As a side note, for those who are already diagnosed with breast cancer, or are in remission, it's been shown that soy food consumption was significantly associated with decreased risk of death and recurrence for certain types of breast cancer.

Soy & deforestation

It's true that soybean plantations are unfortunately responsible for a great deal of deforestation, primarily in South America. This means that these plantations can be a great threat to wildlife and biodiversity. This doesn't mean we need to cut out soy products altogether though. According to a 2014 report, around three-quarters of the world's soy is used for animal feed and around 6% is used for human food. We may have to pick our battles and do the best that we can in our own circumstances. Here at PUL, we believe that by limiting our intake of meat, we can make a larger impact on reducing this footprint than what we would reduce it by if cutting soy products out altogether instead.

Soy and heart health

Research has supported the role of soy protein and the reduction of certain serum lipids. Serum lipids are fat-like substances found in our blood such as low-density lipoprotein (LDL) cholesterol, which are related to heart disease. There's no current observed change in high-density lipoprotein, triglyceride or blood pressure levels. This means that soy-based foods not only can be enjoyed for their tastiness, but also for supporting our heart health.

Soy and thyroid health

While soy doesn't cause hypothyroidism, it's been noted that soy isoflavones may somehow occupy or take up the iodine needed to make thyroid hormones important for thyroid function. It's theorized then, that those with hypothyroidism may not necessarily need to stop consuming soy products, but instead increase their iodine intake to ensure adequacy. Seaweed is a fantastic source of iodine, although depending on where we live, our table salt may include iodine as well. As always, it's best to consult with a physician and dietitian for individualized recommendations. Research is ever-growing and all of the information has yet to be uncovered!

Genetically modified soy 

The topic of genetically modified organisms (GMOs) is perhaps even more controversial than the topic of soy itself. It's a whole other matter which deserves a dedicated nutrition article. There's no evidence to show that genetically modified foods cause allergies or resistance to antibiotics. Using Canada as an example, genetically modified foods available are considered safe to eat as per safety assessments. Ultimately, it's our choice. We can check the rules and regulations in other countries surrounding labelling and safety assessments. If concerned about eating genetically modified foods, look for "GMO-free" labelling or buy organic foods. More research is needed in this field and we look forward to creating an article on this topic in the future.

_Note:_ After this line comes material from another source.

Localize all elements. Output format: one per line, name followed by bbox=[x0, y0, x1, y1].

Fun fact: In Canada, if a food item is labelled as "organic" it's automatically non-GMO. However, if something is labelled as "non-GMO" it's not necessarily organic.


  1. Soy is safe when consumed in moderation. About 2-3 servings of soy products per day are known to be safe and potentially beneficial.
  2. There are many different soy products available, including tofu, tempeh, edamame, fortified soy milk, soybeans, miso, soy protein isolate, and soy-based meat substitutes. It's recommended to have whole food sources more often than processed soy products.
  3. More research is needed on soy with regards to cancers, heart health, and other conditions. It's important to consult with a physician and dietitian for individualized recommendations.
  4. Soy is a common allergen. Consider visiting a physician if experiencing adverse effects when eating soy products.